Briar is…less enthusiastic about them.

“I hate this and I hate you,” she says, drawing her hood more tightly around her face.

“No you don't.” I dig into the bag slung across my shoulder, taking out a wrapped muffin—one of several things I snatched from the kitchens on the way out of the palace. “Here,” I say, offering it to her. “Maybe this will make you less grumpy.”

“Not everything can be solved with baked goods,” she mutters.

“I beg to differ.”

She rolls her eyes. But she still takes the muffin, grumbling to herself, picking the berries out and shoving them into her mouth as we continue toward the Temple of the Mouren Flame.

It's not far from the palace, thankfully, and there's even a road that most of the city doesn’t use to get to it—one that was apparently reserved for royalty, back when the palace's inhabitants made more frequent pilgrimages to this temple.

Sesca flies overhead, mostly hidden by the vast amount of fluffy clouds.

Even when she dips below those clouds, her body blends into the pre-dawn sky that’s still threaded with moonlight.

We don’t see any other dragons in that sky, thankfully; the last thing I want is for one of those unpredictable beasts to interfere and draw attention to us.

The temple soon comes into view, a relatively unimpressive sight, given its importance. It’s a low, wide building of dark stone, free of decoration aside from a row of carved flames running along the roofline, most of which are chipped or smoothed or otherwise difficult to make out.

Only one guard stands at the entrance, appearing somewhat bored. But he straightens as we approach, taking one look at our cloaks and stepping forward, his hand moving toward his sword.

“His Majesty has sent me to inspect this temple,” I say, steeling my voice into something smooth and imperious, “as part of my duties as his Favored One.”

The man squints. He knows my face—I can see the recognition flicker through his suspicion—but he's weighing it against his orders, or perhaps his own skepticism about why the king's Favored One would arrive on foot, before dawn, and with no guards accompanying her.

Sesca chooses that moment to drop from the cloud cover overhead, plunging in a steep, elegant dive before pulling up sharply and hovering directly above us. Her shadow swallows the guard whole.

The effect is immediate and gratifying. He stumbles back a full step, color draining from his face as he gestures for us to carry on.

Sesca’s voice threads through my mind: Be quick.

Her tone is odd—afraid, almost.

I don’t let myself think about why that might be; I just hurry onward.

Once we're inside with the door firmly shut behind us, Briar and I exhale a simultaneous breath of relief.

“I can't believe that actually worked.”

“Your royal voice was very official and convincing,” Briar says. “Terrifying, almost.”

I huff out a bitter laugh. “I don't want to think about anything royal at the moment. Let's just see what we can find in here.”

She nods, already moving deeper into the building.

For a place no longer regularly seen by the public eye, its interior is surprisingly immaculate.

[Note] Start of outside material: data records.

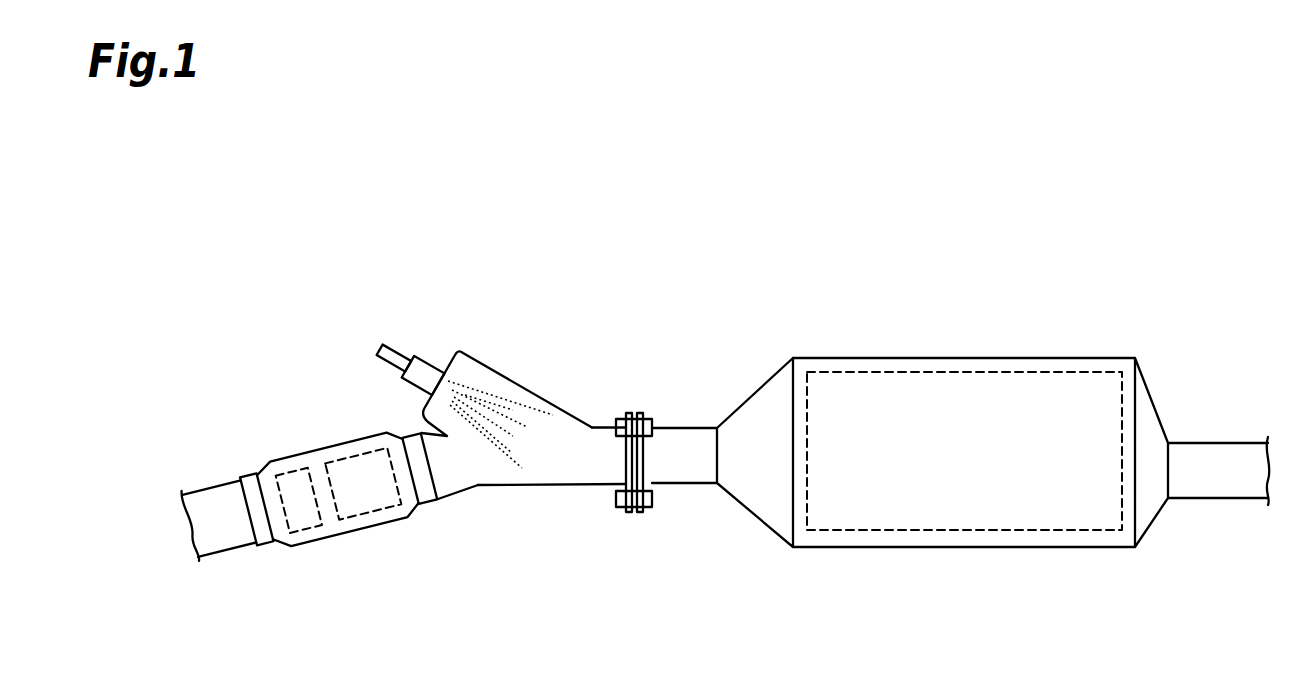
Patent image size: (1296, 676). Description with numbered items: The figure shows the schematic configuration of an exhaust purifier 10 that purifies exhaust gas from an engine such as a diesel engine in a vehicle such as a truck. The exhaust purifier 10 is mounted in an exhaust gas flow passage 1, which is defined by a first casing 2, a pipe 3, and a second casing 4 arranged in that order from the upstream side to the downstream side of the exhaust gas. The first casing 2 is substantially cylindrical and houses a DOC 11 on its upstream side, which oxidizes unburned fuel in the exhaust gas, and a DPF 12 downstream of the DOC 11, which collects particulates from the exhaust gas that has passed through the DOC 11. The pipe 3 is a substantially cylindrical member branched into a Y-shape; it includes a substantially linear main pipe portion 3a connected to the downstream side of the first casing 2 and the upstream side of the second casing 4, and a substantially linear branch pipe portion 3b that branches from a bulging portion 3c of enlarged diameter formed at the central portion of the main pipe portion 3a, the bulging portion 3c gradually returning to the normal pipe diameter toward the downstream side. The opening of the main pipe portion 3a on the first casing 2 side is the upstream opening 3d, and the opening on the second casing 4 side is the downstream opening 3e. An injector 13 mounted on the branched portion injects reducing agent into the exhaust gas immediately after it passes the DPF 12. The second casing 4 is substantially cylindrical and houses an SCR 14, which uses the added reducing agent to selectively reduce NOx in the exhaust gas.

The exhaust gas flow passage 1 is at (231, 551).
The first casing 2 is at (362, 534).
The pipe 3 is at (550, 487).
The main pipe portion 3a is at (454, 470).
The branch pipe portion 3b is at (478, 368).
The bulging portion 3c is at (542, 448).
The upstream opening 3d is at (423, 476).
The downstream opening 3e is at (627, 462).
The second casing 4 is at (968, 548).
The exhaust purifier 10 is at (957, 225).
The DOC 11 is at (289, 463).
The DPF 12 is at (349, 455).
The injector 13 is at (432, 363).
The SCR 14 is at (915, 372).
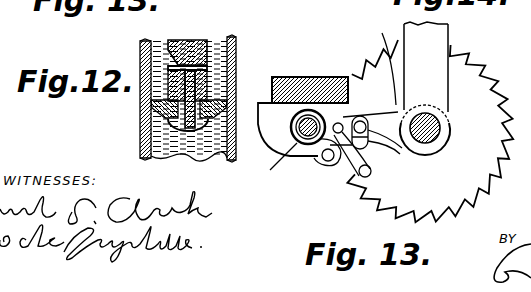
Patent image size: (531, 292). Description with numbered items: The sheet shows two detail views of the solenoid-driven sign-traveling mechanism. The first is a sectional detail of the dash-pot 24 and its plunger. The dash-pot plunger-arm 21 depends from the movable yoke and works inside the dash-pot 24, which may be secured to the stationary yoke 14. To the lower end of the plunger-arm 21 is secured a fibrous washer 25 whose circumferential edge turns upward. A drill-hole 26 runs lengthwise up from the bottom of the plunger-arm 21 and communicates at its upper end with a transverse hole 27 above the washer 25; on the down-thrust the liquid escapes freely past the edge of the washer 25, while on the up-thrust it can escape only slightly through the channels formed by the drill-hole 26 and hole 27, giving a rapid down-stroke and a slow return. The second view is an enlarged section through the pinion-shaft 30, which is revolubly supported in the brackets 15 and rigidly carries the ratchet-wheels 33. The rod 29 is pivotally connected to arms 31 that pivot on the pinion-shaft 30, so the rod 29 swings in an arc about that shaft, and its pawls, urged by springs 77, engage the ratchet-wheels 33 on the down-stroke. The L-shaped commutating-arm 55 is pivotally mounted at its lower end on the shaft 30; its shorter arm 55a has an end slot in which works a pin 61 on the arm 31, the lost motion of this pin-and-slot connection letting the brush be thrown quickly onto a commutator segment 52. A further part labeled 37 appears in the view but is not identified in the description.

In FIG. 13, the stationary yoke 14 is at (297, 77).
In FIG. 13, the brackets 15 is at (288, 129).
In FIG. 12, the dash-pot plunger-arm 21 is at (195, 42).
In FIG. 12, the dash-pot 24 is at (236, 60).
In FIG. 12, the fibrous washer 25 is at (160, 115).
In FIG. 12, the drill-hole 26 is at (215, 87).
In FIG. 12, the hole 27 is at (175, 62).
In FIG. 13, the rod 29 is at (274, 160).
In FIG. 13, the pinion-shaft 30 is at (448, 140).
In FIG. 13, the arms 31 is at (372, 70).
In FIG. 13, the ratchet-wheels 33 is at (430, 131).
In FIG. 13, the slot 37 is at (372, 140).
In FIG. 13, the commutator segment 52 is at (316, 160).
In FIG. 13, the commutating-arm 55 is at (426, 67).
In FIG. 13, the shorter arm 55a is at (377, 58).
In FIG. 13, the pin 61 is at (404, 151).
In FIG. 13, the springs 77 is at (352, 180).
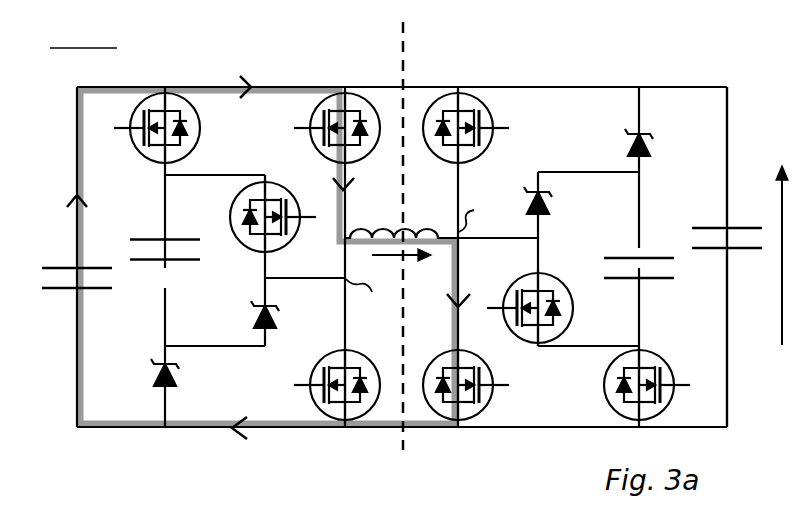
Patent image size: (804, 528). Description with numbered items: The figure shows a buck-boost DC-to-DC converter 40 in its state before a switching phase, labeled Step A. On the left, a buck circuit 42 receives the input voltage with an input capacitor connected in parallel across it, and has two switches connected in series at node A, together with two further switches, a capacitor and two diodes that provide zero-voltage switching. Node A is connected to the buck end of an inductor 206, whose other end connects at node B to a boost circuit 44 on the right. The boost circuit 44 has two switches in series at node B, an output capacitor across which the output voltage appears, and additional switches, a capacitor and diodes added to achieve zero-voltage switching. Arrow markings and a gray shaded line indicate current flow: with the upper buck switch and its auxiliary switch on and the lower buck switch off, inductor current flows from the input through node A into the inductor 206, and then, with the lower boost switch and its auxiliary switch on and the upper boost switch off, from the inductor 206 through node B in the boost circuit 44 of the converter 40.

The buck-boost DC-to-DC converter 40 is at (318, 461).
The buck circuit 42 is at (335, 78).
The boost circuit 44 is at (700, 78).
The inductor 206 is at (388, 232).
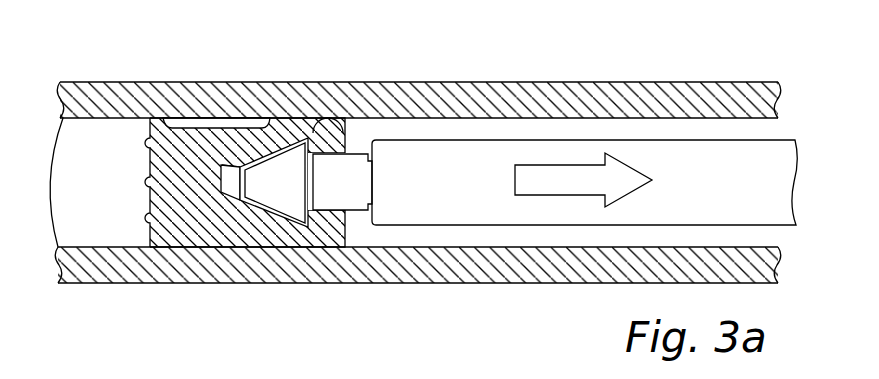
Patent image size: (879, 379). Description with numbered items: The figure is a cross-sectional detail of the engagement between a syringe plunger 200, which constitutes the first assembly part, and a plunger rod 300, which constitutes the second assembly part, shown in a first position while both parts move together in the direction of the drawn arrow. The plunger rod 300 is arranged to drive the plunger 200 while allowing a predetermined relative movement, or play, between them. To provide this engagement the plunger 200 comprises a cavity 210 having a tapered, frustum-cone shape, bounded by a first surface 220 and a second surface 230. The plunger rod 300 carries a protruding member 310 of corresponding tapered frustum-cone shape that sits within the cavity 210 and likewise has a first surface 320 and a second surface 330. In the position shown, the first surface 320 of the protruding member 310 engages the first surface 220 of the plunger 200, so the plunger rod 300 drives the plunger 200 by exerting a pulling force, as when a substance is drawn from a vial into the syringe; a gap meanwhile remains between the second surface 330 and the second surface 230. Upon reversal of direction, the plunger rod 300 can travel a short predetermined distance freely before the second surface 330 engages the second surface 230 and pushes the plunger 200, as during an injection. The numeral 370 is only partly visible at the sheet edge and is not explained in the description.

The plunger 200 is at (320, 117).
The cavity 210 is at (224, 180).
The first surface 220 is at (334, 118).
The second surface 230 is at (222, 182).
The plunger rod 300 is at (588, 152).
The protruding member 310 is at (287, 188).
The first surface 320 is at (308, 212).
The second surface 330 is at (240, 187).
The lumen 370 is at (405, 5).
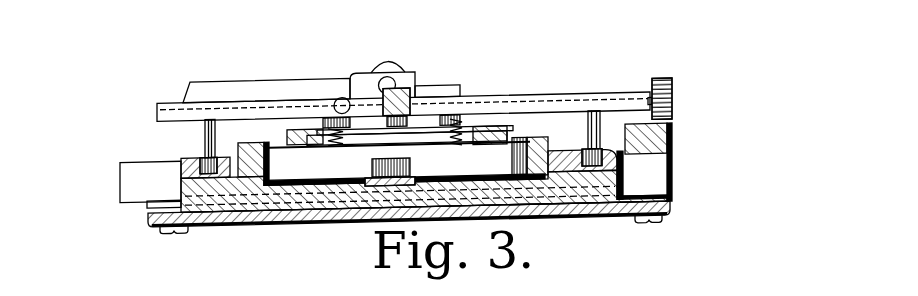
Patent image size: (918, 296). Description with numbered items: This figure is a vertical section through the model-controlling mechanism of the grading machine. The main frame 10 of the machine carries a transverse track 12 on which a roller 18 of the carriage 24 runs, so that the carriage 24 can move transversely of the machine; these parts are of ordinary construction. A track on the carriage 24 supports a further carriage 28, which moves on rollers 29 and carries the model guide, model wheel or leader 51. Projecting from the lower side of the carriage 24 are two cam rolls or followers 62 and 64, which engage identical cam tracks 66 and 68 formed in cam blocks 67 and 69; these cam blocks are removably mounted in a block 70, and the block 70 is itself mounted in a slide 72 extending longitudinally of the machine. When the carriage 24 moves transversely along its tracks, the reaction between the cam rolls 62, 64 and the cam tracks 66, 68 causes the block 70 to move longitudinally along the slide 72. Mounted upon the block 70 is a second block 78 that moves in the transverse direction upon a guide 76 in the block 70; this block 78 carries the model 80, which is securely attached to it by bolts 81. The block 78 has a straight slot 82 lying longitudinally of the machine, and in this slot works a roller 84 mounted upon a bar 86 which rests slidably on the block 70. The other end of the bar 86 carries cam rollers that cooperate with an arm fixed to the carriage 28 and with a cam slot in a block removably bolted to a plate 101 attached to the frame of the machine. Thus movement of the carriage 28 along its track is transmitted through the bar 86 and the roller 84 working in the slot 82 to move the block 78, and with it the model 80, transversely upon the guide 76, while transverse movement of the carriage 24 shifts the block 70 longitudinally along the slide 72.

The main frame 10 is at (132, 190).
The transverse track 12 is at (672, 142).
The roller 18 is at (673, 84).
The carriage 24 is at (570, 100).
The carriage 28 is at (257, 87).
The roller 29 is at (387, 65).
The model guide 51 is at (414, 117).
The cam roll 62 is at (183, 160).
The cam roll 64 is at (603, 147).
The cam track 66 is at (181, 166).
The cam block 67 is at (180, 171).
The cam track 68 is at (578, 145).
The cam block 69 is at (622, 165).
The block 70 is at (625, 178).
The slide 72 is at (147, 212).
The guide 76 is at (208, 220).
The block 78 is at (261, 176).
The model 80 is at (312, 130).
The bolt 81 is at (327, 123).
The slot 82 is at (312, 162).
The roller 84 is at (373, 162).
The bar 86 is at (498, 218).
The plate 101 is at (570, 218).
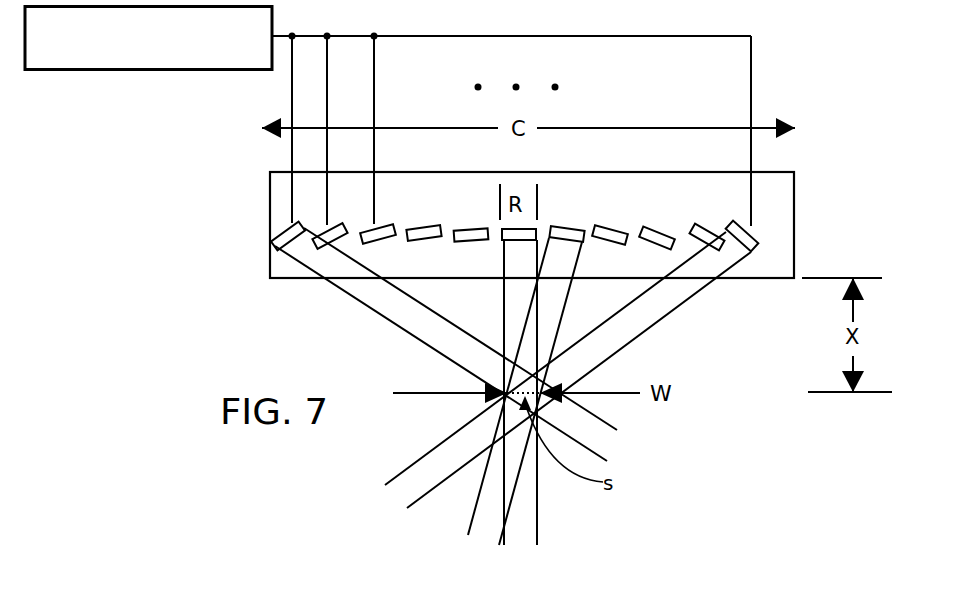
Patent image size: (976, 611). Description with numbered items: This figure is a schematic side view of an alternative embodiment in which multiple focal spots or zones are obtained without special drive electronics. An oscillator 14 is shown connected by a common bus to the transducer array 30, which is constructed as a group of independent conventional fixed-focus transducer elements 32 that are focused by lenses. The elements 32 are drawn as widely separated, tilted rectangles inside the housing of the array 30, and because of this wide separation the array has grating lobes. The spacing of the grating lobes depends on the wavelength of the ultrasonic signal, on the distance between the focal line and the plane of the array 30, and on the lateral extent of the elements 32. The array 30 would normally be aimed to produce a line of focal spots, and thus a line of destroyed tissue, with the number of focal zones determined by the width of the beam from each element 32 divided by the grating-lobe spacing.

The oscillator 14 is at (168, 55).
The transducer array 30 is at (811, 199).
The transducer elements 32 is at (697, 230).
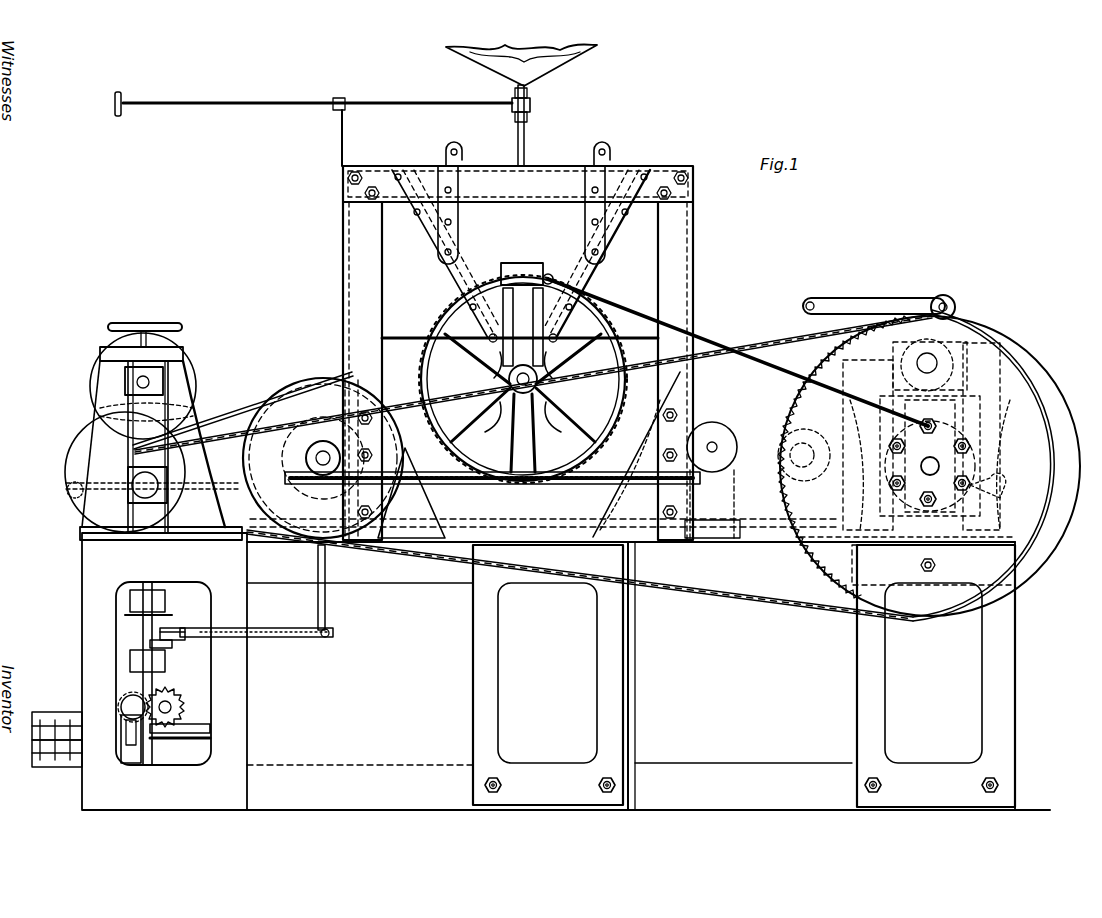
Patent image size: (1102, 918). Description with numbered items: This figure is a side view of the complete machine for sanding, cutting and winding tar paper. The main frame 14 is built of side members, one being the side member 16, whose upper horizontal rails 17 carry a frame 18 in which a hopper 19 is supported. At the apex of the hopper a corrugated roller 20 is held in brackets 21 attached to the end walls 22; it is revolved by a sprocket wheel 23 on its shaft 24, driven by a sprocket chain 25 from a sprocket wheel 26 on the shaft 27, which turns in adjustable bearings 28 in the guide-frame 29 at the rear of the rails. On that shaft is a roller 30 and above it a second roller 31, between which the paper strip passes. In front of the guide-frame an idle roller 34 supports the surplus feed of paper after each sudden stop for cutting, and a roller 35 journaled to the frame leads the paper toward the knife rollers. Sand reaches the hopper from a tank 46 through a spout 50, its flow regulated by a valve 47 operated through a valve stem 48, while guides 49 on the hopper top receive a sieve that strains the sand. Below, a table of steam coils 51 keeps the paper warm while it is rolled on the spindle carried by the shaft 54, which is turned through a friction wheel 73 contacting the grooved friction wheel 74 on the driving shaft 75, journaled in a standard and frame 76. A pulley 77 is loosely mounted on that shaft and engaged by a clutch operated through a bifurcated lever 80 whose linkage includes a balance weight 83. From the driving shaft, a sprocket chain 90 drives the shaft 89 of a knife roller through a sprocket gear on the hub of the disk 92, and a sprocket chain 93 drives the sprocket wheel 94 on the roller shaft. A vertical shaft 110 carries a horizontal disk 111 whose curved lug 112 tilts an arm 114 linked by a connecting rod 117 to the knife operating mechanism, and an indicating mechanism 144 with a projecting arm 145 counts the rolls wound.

The frame 14 is at (668, 658).
The side member 16 is at (633, 600).
The upper horizontal rail 17 is at (839, 676).
The frame 18 is at (693, 280).
The hopper 19 is at (556, 230).
The corrugated roller 20 is at (560, 406).
The bracket 21 is at (518, 265).
The end wall 22 is at (556, 272).
The sprocket wheel 23 is at (622, 400).
The shaft 24 is at (507, 378).
The sprocket chain 25 is at (612, 304).
The sprocket wheel 26 is at (940, 464).
The shaft 27 is at (955, 466).
The adjustable bearing 28 is at (940, 453).
The guide-frame 29 is at (960, 412).
The roller 30 is at (968, 493).
The second roller 31 is at (972, 362).
The idle roller 34 is at (805, 447).
The roller 35 is at (712, 440).
The tank 46 is at (565, 65).
The valve 47 is at (531, 106).
The valve stem 48 is at (218, 106).
The guide 49 is at (604, 150).
The spout 50 is at (524, 146).
The steam coil 51 is at (545, 455).
The shaft 54 is at (150, 380).
The friction wheel 73 is at (198, 388).
The grooved friction wheel 74 is at (62, 482).
The driving shaft 75 is at (140, 493).
The frame 76 is at (182, 472).
The pulley 77 is at (88, 442).
The bifurcated lever 80 is at (153, 672).
The balance weight 83 is at (130, 762).
The shaft 89 is at (316, 459).
The sprocket chain 90 is at (256, 406).
The disk 92 is at (316, 522).
The sprocket chain 93 is at (770, 598).
The sprocket wheel 94 is at (933, 565).
The vertical shaft 110 is at (178, 690).
The horizontal disk 111 is at (170, 645).
The curved lug 112 is at (178, 636).
The arm 114 is at (278, 624).
The connecting rod 117 is at (326, 604).
The indicating mechanism 144 is at (205, 726).
The arm 145 is at (160, 714).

The stone floors have been swept clean. Oil lamps line the entryway, neatly trimmed and burning low, and the carved reliefs along the hall before us look as though someone has gone to great lengths to keep every nook and cranny free of dust.

We follow this warmly-lit corridor, trailing our fingers along the decorated walls, and soon come to a large room with a glass ceiling that looks as though it’s meant to open—though something tells me it’s been some time since this mechanism was utilized.

A great basin stands in the middle of this room, balanced upon a marble pedestal taller than me.

The room is cold and dark and smells like dry earth. As expected, nothing burns within the center basin. An odd feeling overtakes me as I stare at it, a heaviness that becomes almost suffocating as I step closer and notice a small red door with three golden bands set into the marble pedestal.

Without thinking, I move toward this door, Briar following close behind.

As my hand brushes the door, the room sways, and that odd heaviness clamps down with such force it nearly brings me to my knees.

“I'm afraid that area is inaccessible,” comes a soft, measured voice from the shadows near the far wall. “Even to His Majesty's Most Favored One.”